Kadro konusunda, objektif bir yaklaşımının olduğunu, objektiflik beklediğini söylemek, bu ölçülerde hassas olduğunu düşünmek, bu konudaki kendi uygulamalarına bakıldığında, pek doğru olmaz. 1994 yılında ikinci kez girdiği ve kazandığı belediye başkanlığı seçimlerinden hemen sonra, eski partisi ANAPın adayına yakın durdukları gerekçesiyle, belediyenin bir bayan memurunu, Akçadağ yolundaki Konkasör Şantiyesi (Asfalt İçin Taş Öğütme)ne tayin ettiğini bilmeyen yok. Ne kadın olduğu, ne o ıssız şantiyede ne yapacağı, daha başka şeyler, onun için önemli olmadı. Yine aynı seçimde benzer davranışını gerekçe gösterdiği, makam şoförünü, eline süpürge verdirip, temizlik işçisi yaparak belediyenin önündeki alanı temizlemekle görevlendirmesi herkesin bildiği bir olay. Bu sadece iki örnek..
Ve tüm bunlara karşın, bizim anlamakta zorluk çektiğimiz, mantığımıza ters gelen şeyler var. Münir Erkal, her ne kadar, kendisine kadroyu engelleme olayında, bu kadar güç atfedilse ve bunun keyfini yaşasa da, doğru olmayan veya kamuoyuna doğru yansıtılmayan şeyler var herhalde.
Bugün ülkenin en temel konuları, sorunları ile ilgili radikal kararlar alan ve tüm tepkilere, eleştirilere karşın, hiçbir milletvekiline bu anlamda taviz vermeden, sadece onaylamalarını isteyen ve de onaylatan, buna dair onlarca örnek bilinen Başbakan Recep Tayyip Erdoğanın, bu İnönü Üniversitesi Kadro Yasa Tasarısına çok sıcak baktığı, hatta meclis genel kuruluna inme aşamasından bir önceki aşamaya kadar getirilmesini sağladığı yolunda, bizzat CHP Milletvekili Mevlüt Aslanoğlu tarafından yapılan açıklama, bize işin gerçeğini tam yansıtmıyor gibi geliyor. Aslanoğlu, bunun öyle olduğuna inanabilir de, bizim mantığımız, bizzat Tayyip Erdoğanın istediği bir konunun, bir milletvekilinin engeli nedeniyle sonuçlandırılamadığı açıklamalarını inandırıcı bulmuyor.
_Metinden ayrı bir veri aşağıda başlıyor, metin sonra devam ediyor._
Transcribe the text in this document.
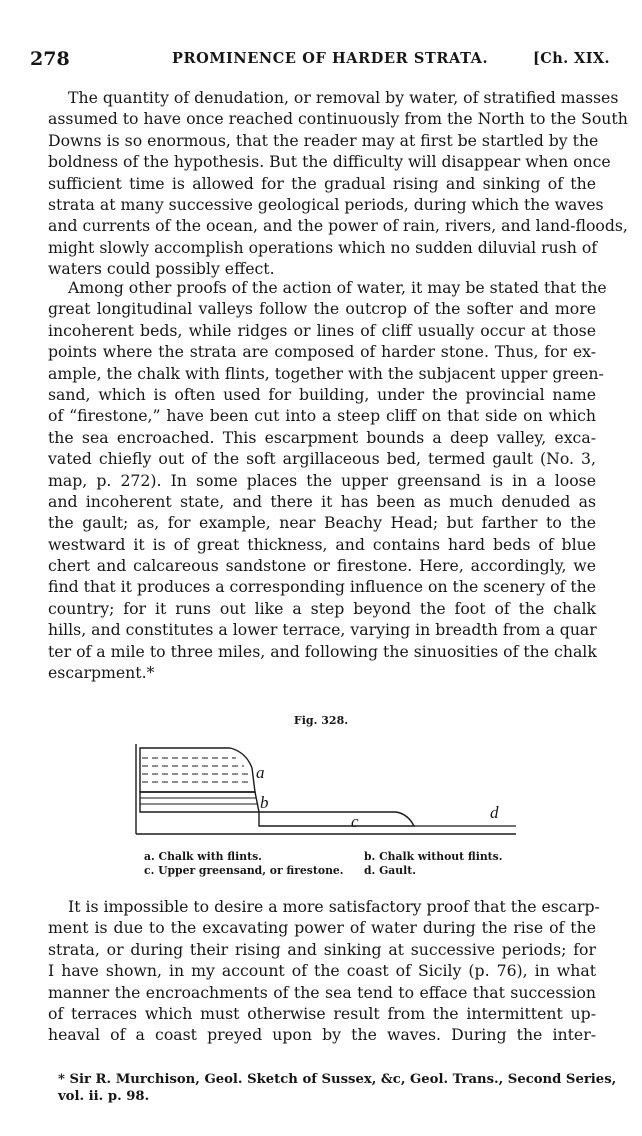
278	PROMINENCE OF HARDER STRATA.	[Ch. XIX.
The quantity of denudation, or removal by water, of stratified masses
assumed to have once reached continuously from the North to the South
Downs is so enormous, that the reader may at first be startled by the
boldness of the hypothesis. But the difficulty will disappear when once
sufficient time is allowed for the gradual rising and sinking of the
strata at many successive geological periods, during which the waves
and currents of the ocean, and the power of rain, rivers, and land-floods,
might slowly accomplish operations which no sudden diluvial rush of
waters could possibly effect.
Among other proofs of the action of water, it may be stated that the
great longitudinal valleys follow the outcrop of the softer and more
incoherent beds, while ridges or lines of cliff usually occur at those
points where the strata are composed of harder stone. Thus, for ex-
ample, the chalk with flints, together with the subjacent upper green-
sand, which is often used for building, under the provincial name
of “firestone,” have been cut into a steep cliff on that side on which
the sea encroached. This escarpment bounds a deep valley, exca-
vated chiefly out of the soft argillaceous bed, termed gault (No. 3,
map, p. 272). In some places the upper greensand is in a loose
and incoherent state, and there it has been as much denuded as
the gault; as, for example, near Beachy Head; but farther to the
westward it is of great thickness, and contains hard beds of blue
chert and calcareous sandstone or firestone. Here, accordingly, we
find that it produces a corresponding influence on the scenery of the
country; for it runs out like a step beyond the foot of the chalk
hills, and constitutes a lower terrace, varying in breadth from a quar
ter of a mile to three miles, and following the sinuosities of the chalk
escarpment.*
Fig. 328.
a
b
c	d
a. Chalk with flints.
c. Upper greensand, or firestone.
b. Chalk without flints.
d. Gault.
It is impossible to desire a more satisfactory proof that the escarp-
ment is due to the excavating power of water during the rise of the
strata, or during their rising and sinking at successive periods; for
I have shown, in my account of the coast of Sicily (p. 76), in what
manner the encroachments of the sea tend to efface that succession
of terraces which must otherwise result from the intermittent up-
heaval of a coast preyed upon by the waves. During the inter-
* Sir R. Murchison, Geol. Sketch of Sussex, &c, Geol. Trans., Second Series,
vol. ii. p. 98.
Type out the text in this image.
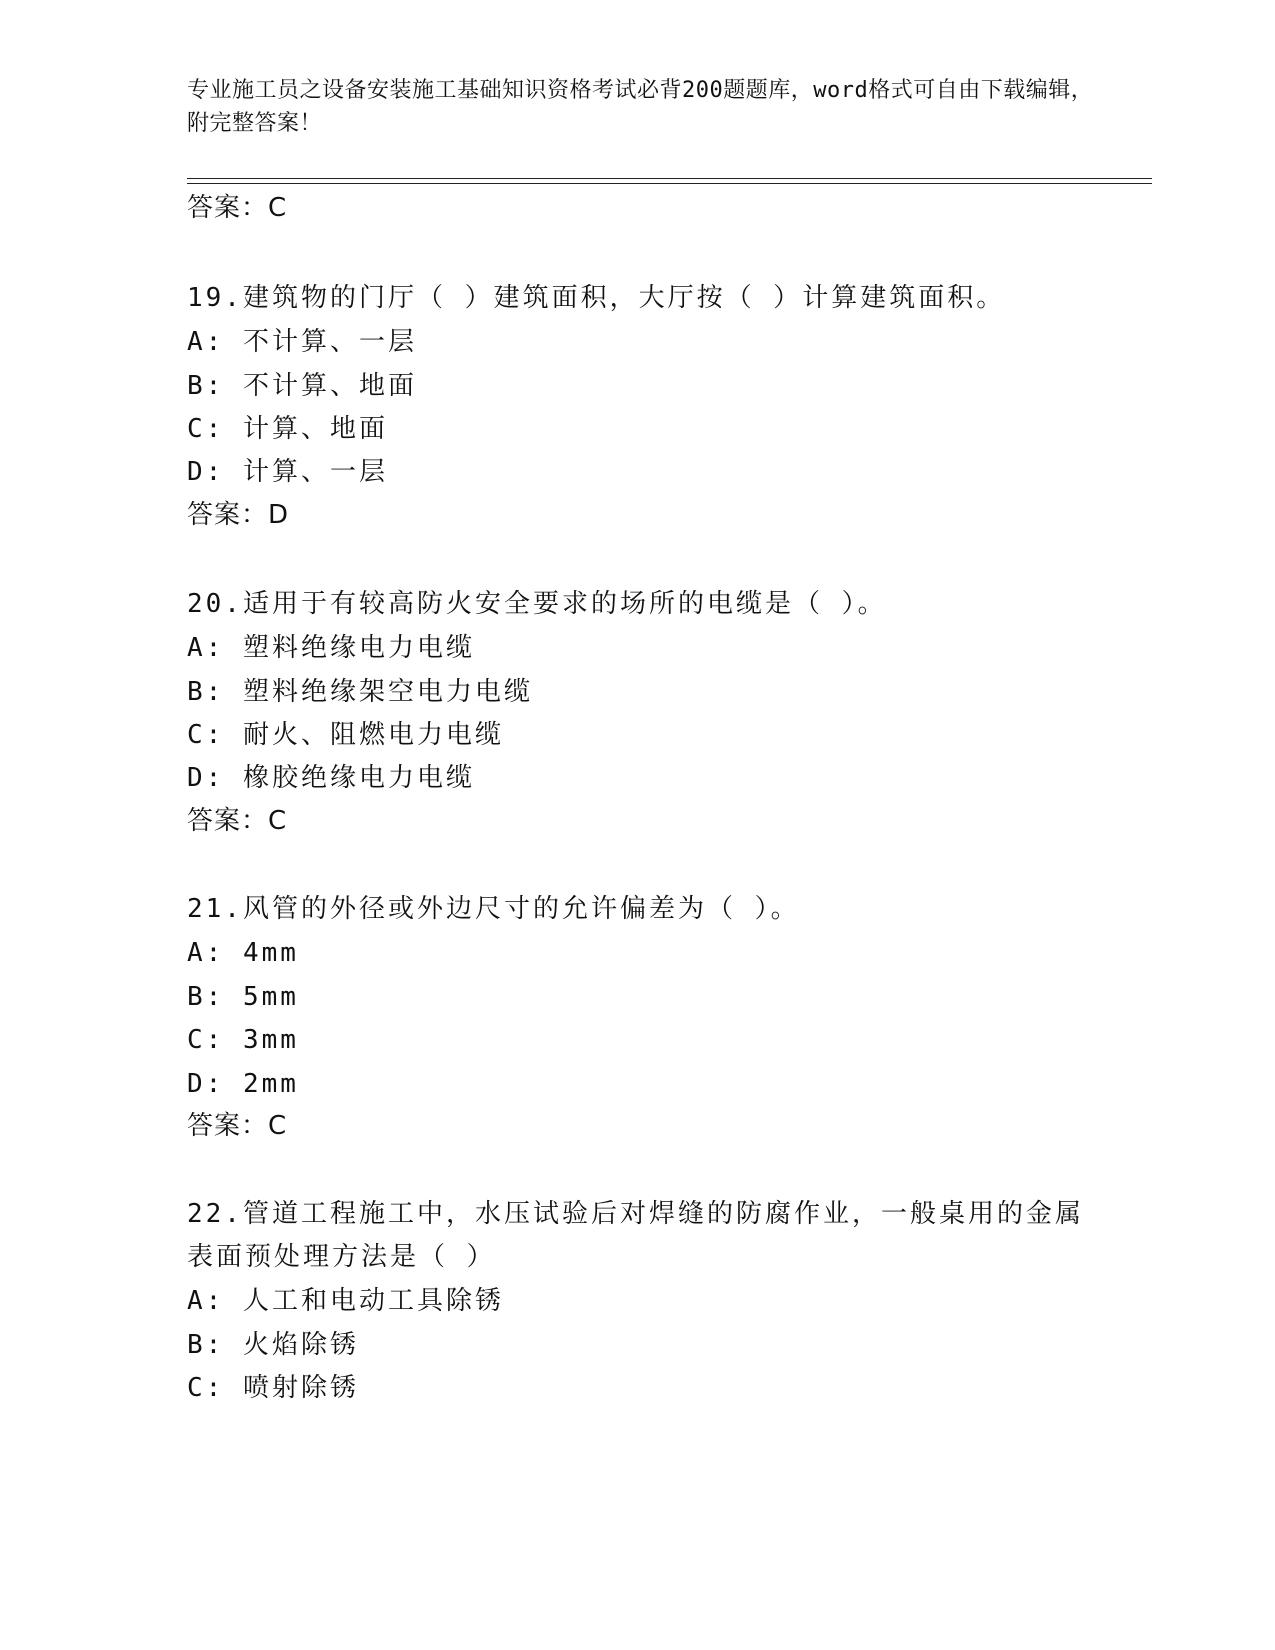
专业施工员之设备安装施工基础知识资格考试必背200题题库，word格式可自由下载编辑，附完整答案！
答案：C
19.建筑物的门厅（ ）建筑面积，大厅按（ ）计算建筑面积。
A: 不计算、一层
B: 不计算、地面
C: 计算、地面
D: 计算、一层
答案：D
20.适用于有较高防火安全要求的场所的电缆是（ ）。
A: 塑料绝缘电力电缆
B: 塑料绝缘架空电力电缆
C: 耐火、阻燃电力电缆
D: 橡胶绝缘电力电缆
答案：C
21.风管的外径或外边尺寸的允许偏差为（ ）。
A: 4mm
B: 5mm
C: 3mm
D: 2mm
答案：C
22.管道工程施工中，水压试验后对焊缝的防腐作业，一般桌用的金属
表面预处理方法是（ ）
A: 人工和电动工具除锈
B: 火焰除锈
C: 喷射除锈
Erkal, başbakana rağmen bu konuyu engelleyecek ne güçte, ne de konumda.. Böyle bir durumu yok.
Erkal, bunu gücünün yansıması olarak görmekten çok mutlu ve keyifli olabilir. Ancak, hükümet, meclis aritmetiği içerisinde öyle kritik rakamlara bağlı bir durumda da değil. Yani bir milletvekilinin karşı çıkmasıyla, başbakanın istediği bir yasanın çıkmasının engelleneceği koşullar yok.
Bu gücü ve etkisi olan tek isim, bize göre Özal ailesinden bir isim. Korkut Özal.. Başbakana çok yakın bir isim olduğu, başbakanı etkileyenlerin başında geldiği biliniyor. Ama onun adı engelleyen olarak hiç geçmediğine göre, ondan bahsetmek şimdilik doğru değil. Ha sadece, kadro sorununu çözmek için çaba gösteren taraf, Korkut Özalın desteğini isteyebilir, öylece devreye sokabilir. Onun, ağabeyinin adını taşıyan Tıp Merkezinin öncelikli olarak daha kaliteli hizmet vermesini sağlayacak yasa tasarısı konusundaki düşüncesi de böylece ortaya çıkar, ayrıca.
Erkal, bize göre, aslında haketmediği güçlü görüntüsünün keyfini yaşayadursun, bu konunun çözümü başka yerlerde, örneğin resmen Başbakanlıkta, gayriresmi Korkut Özalda aranmalı. Konu Malatyanın dışına, ulusal anlamda tartışılacak bir platforma taşınmalı ve Başbakan muhatap alınmalı. Başbakandan önce, kulislerde Korkut Özaldan alınacak evet yanıtı ise, sorunun çözümüdür.
Ve sonunda Başbakan Recep Tayyip Erdoğanın, Evet bu olacak dediği hiçbir yasanın, uygulamanın, kendi partisi tarafından engellenebileceğini düşünmüyoruz. Olamaz.. Mümkün değil.. Olmamalı.. denilen konularda dahi, başbakan işaret ettiği için neler olduğunun tanığıyız, hepimiz.